BELGRADE (Reuters) - Serbia’ foreign minister accused world powers on Tuesday of using double standards by refusing to accept the Catalan independence referendum while largely welcoming a separate Kosovo.
Kosovo declared independence from Serbia in 2008 - an announcement accepted by Washington and most EU states but rejected by Belgrade and its allies.
Almost a decade later on Sunday, voters in Catalonia backed independence from Spain in a referendum declared unconstitutional by the Madrid government. A day later Germany called the vote worrying, as other states fretted about their own separatist-minded communities.
“I am bothered by the double standards of the international community,” foreign minister Ivica Dacic told the RTS public broadcaster.
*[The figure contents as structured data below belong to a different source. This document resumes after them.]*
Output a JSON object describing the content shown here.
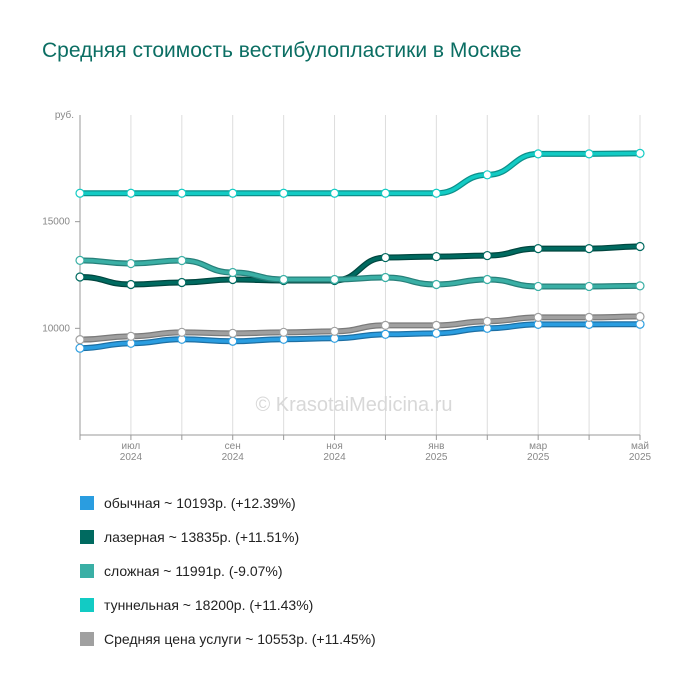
{
  "chart_data": {
    "type": "line",
    "title": "Средняя стоимость вестибулопластики в Москве",
    "y_label": "руб.",
    "watermark": "© KrasotaiMedicina.ru",
    "categories": [
      null,
      "июл 2024",
      null,
      "сен 2024",
      null,
      "ноя 2024",
      null,
      "янв 2025",
      null,
      "мар 2025",
      null,
      "май 2025"
    ],
    "ylim": [
      5000,
      20000
    ],
    "yticks": [
      10000,
      15000
    ],
    "grid": true,
    "series": [
      {
        "name": "обычная ~ 10193р. (+12.39%)",
        "color": "#2a9de0",
        "edge": "#1d6fa3",
        "values": [
          9069,
          9299,
          9486,
          9393,
          9486,
          9533,
          9720,
          9766,
          10000,
          10187,
          10187,
          10193
        ]
      },
      {
        "name": "лазерная ~ 13835р. (+11.51%)",
        "color": "#006a60",
        "edge": "#00463f",
        "values": [
          12407,
          12056,
          12150,
          12290,
          12243,
          12243,
          13318,
          13364,
          13411,
          13738,
          13738,
          13835
        ]
      },
      {
        "name": "сложная ~ 11991р. (-9.07%)",
        "color": "#3aafa5",
        "edge": "#27807a",
        "values": [
          13187,
          13037,
          13178,
          12617,
          12290,
          12290,
          12383,
          12056,
          12290,
          11963,
          11963,
          11991
        ]
      },
      {
        "name": "туннельная ~ 18200р. (+11.43%)",
        "color": "#12cbc4",
        "edge": "#0c8f8a",
        "values": [
          16333,
          16333,
          16333,
          16333,
          16333,
          16333,
          16333,
          16333,
          17196,
          18178,
          18178,
          18200
        ]
      },
      {
        "name": "Средняя цена услуги ~ 10553р. (+11.45%)",
        "color": "#a0a0a0",
        "edge": "#7a7a7a",
        "values": [
          9469,
          9626,
          9813,
          9766,
          9813,
          9860,
          10140,
          10140,
          10327,
          10514,
          10514,
          10553
        ]
      }
    ]
  }
}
“The EU will never say it made an error with the recognition of Kosovo, but that decision will backfire. The Pandora’s box was opened,” Dacic said.
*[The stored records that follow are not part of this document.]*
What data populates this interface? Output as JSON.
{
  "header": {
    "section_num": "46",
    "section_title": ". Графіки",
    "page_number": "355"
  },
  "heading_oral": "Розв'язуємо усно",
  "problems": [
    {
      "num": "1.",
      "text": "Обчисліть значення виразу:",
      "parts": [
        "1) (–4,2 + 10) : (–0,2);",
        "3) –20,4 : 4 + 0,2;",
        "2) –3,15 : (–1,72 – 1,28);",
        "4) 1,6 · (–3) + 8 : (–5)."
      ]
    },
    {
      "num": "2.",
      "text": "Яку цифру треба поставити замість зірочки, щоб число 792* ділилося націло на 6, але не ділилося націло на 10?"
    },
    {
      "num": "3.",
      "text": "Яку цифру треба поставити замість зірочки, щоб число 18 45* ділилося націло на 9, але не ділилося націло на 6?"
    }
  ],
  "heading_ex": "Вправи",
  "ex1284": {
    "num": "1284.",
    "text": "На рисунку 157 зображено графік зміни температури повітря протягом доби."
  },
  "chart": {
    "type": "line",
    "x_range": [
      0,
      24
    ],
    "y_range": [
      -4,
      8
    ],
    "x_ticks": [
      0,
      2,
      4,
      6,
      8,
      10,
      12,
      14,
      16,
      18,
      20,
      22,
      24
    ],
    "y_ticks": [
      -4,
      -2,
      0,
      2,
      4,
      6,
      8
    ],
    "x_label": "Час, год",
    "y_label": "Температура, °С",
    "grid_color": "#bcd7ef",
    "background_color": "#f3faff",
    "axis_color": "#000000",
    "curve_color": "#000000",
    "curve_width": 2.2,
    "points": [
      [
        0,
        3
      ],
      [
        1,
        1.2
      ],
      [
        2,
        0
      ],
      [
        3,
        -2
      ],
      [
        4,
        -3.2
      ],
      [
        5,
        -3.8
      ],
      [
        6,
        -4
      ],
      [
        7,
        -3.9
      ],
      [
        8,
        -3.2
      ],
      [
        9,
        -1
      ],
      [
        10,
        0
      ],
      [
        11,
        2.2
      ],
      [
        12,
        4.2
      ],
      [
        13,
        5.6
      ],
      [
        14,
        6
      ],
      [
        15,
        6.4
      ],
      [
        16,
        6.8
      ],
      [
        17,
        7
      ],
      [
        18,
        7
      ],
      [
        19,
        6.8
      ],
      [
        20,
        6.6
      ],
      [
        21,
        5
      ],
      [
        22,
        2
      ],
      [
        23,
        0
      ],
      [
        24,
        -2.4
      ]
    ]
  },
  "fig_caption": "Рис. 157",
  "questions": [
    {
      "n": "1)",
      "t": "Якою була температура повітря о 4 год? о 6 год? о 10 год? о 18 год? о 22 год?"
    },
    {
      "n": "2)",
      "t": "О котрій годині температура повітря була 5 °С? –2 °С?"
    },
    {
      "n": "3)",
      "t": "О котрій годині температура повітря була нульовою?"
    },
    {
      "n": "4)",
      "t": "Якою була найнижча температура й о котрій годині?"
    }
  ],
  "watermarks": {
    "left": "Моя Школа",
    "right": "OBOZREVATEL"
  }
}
Serbia’s position on Kosovo has been one of the main stumbling blocks in its own bid to join the European Union. Brussels has said it needs to improve relations with the authorities in Pristina and stop trying to block their efforts to join international bodies.
On Monday, Serbia’s President Aleksandar Vucic called senior ministers and security chiefs for talks after European Commission spokesman Margaritis Schinas said comparisons between Spain and Serbia could not be made as Kosovo had happened in “a very specific context”.
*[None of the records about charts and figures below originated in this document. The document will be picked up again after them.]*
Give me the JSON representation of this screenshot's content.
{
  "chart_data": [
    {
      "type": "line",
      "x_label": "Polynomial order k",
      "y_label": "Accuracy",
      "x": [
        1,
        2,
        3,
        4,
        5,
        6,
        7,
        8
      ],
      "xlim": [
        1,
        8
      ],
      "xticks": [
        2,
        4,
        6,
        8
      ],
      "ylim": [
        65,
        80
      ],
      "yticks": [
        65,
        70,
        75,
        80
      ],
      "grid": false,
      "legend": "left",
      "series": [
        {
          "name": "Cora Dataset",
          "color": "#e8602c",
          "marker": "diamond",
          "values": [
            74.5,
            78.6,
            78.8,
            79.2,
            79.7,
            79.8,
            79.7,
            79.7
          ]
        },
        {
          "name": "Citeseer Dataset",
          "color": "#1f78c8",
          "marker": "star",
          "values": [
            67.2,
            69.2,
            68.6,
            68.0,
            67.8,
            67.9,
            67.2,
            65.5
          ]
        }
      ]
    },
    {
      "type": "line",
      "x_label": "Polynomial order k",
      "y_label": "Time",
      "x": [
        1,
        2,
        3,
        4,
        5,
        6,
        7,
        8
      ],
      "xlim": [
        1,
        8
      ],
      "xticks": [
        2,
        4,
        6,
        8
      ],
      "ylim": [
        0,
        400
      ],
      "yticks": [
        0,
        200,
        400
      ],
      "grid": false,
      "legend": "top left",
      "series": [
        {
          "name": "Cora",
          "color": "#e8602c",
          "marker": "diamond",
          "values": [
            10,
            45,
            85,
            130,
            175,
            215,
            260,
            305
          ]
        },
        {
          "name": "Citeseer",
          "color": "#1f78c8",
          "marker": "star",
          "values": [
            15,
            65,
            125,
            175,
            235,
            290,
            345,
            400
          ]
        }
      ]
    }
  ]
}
“How it can be that the referendum is invalid in Catalonia and in Kosovo it (independence) could be done without one,” Vucic said on Monday after meeting Greek President Prokopis Pavlopoulos in Belgrade.
Kosovo seceded almost a decade after NATO intervened with air strikes to drive out Serbian forces and halt the killing and expulsion of ethnic Albanian civilians during a two-year counter-insurgency war.